Procurava um monumento, dei de caras com vários e, lentamente, fui-me apercebendo que o bonito e calmo parque por onde seguia tinha muitas histórias para contar. Milhares, seguramente; tantas quantas as pessoas que, sob os cuidados relvados e à sombra das magníficas árvores, ali se formaram em terra, húmus, seiva, para rebrilharem agora nas faces das folhas, tocadas pelos primeiros raios de sol e agitadas pela suave brisa da manhã.
Nem sempre foi assim, leio. Neste local ficava o cemitério principal de Kaunas, que fora aberto em 1847.

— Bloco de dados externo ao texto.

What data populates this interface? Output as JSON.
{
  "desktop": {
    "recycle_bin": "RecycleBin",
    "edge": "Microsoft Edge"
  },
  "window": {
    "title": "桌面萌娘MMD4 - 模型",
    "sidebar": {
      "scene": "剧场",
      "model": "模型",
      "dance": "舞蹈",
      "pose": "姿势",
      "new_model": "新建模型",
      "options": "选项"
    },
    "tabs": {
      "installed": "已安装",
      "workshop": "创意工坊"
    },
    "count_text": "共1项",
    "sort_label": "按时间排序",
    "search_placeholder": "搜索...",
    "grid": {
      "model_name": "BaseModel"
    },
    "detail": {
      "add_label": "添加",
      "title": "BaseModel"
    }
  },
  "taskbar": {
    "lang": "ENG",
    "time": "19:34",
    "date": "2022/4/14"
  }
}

Repartido em quatro grandes talhões - Católico, Luterano, Ortodoxo e Muçulmano (a comunidade Judaica dispunha de cemitérios próprios) - também ele, de alguma forma, um testemunho do grau de convivialidade entre as confissões que o ocupavam, foi encerrado em 1958 e transformado no jardim que hoje o sobremonta pelo ocupante soviético, como forma, leio também, de aplacar as manifestações de resistência cívica que a população ali levava a cabo, consubstanciada numa cada vez maior utilização de simbologia nacional para decoração das campas, em particular no dia de finados, em que, lá como cá, é tradicional visitar os cemitérios.
O monumento que ali me chamou fora construído em 1930. Uma espada, enterrada no solo a prumo, a lembrar uma cruz, honrava os soldados caídos nas guerras da independência da Lituânia.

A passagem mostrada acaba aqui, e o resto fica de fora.